Why had the Enclave come down under in the first place? She did not know and did not care much. Her people, a loose collection of ghouls, cyborgs, free progam androids and others, had good reason to fear both sides. The Alliance forces were just as prone to shooting first and asking questions later as were the Enclave. Ironically enough the biggest enemies of the Enclave so far in Australia were other American forces allied to Australian ones, the Alliance. Halie was not on either side, her people were neutral because they feared destruction if they got too involved in the on and off war. They traded with and sometimes allied themselves briefly with Outbacker communities, Survivalist homesteads and a few others including the more civilized ghouls. Trick was to make her way through Alliance held green zones disguised as an Alliance citizen to take her prizes back home, if she managed to get those prizes.
It seemed that they might miss her, that they might just keep on going if she kept frozen there, crouched in front of a big, heavy rocky outcrop and a tough gnarled scraggy tree. If she moved there was a chance they might pick that up. As it was she was more than half concealed behind an ugly hard berry dotted bush. The berries could be eaten if they were soaked and the toxins were flushed out of them. Of course one did not drink the water. Trouble was there was not much water to be had in that whole region except in a few scattered spots. She tried hard to think like a bush.
That was when the aging fighter jet, supersonic and deadly, shot overhead and from it tumbled a big fat juicy clusterbomb.
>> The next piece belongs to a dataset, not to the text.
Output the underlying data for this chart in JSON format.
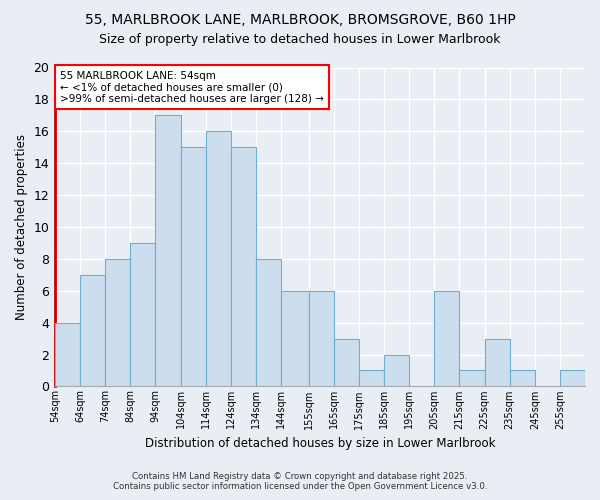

The Boomberang Type-2A3 ground attack and secondary role fighter jet was gone in a moment because it was travelling easily over Mach-1.5. Despite her enhanced vision all she picked up was the blurred image of its delta shaped body.
Despite her lightening fast reflexes she only made it to the ground just in time before a whole lot of horror filled up the air, shook the ground and through EMP everywhere. Not just EMP but shrapnel, explosive force and something called super napalm. All she really knew about the stuff was that it was super deadly, had been manufactured in Australia and she had only run into it once before at a good safe distance. Not now, though, for the heat of it schorched against her back armour plating. Then it was gone and Hali slowly, gingerly sat up.
Her network-system, her entire set up of hardware, firmware and semisoftware, was not badly hit and would repair, adjust, back to 99% effectiveness. For the moment she had to take matters easy and try to avoid any firefights. She computed it would take about half an hour to be ready to move again, switched her network-system mainly to fixing herself up and sat with her back to the scorched rock. The semi-arid area of land was now a blasted hell of burned plants and even more broken landscape. Hali was angry for the environment in the region had taken enough stupid punishment with out more being dealt to it because of a stupid war she was not part of and did not wish to be part of.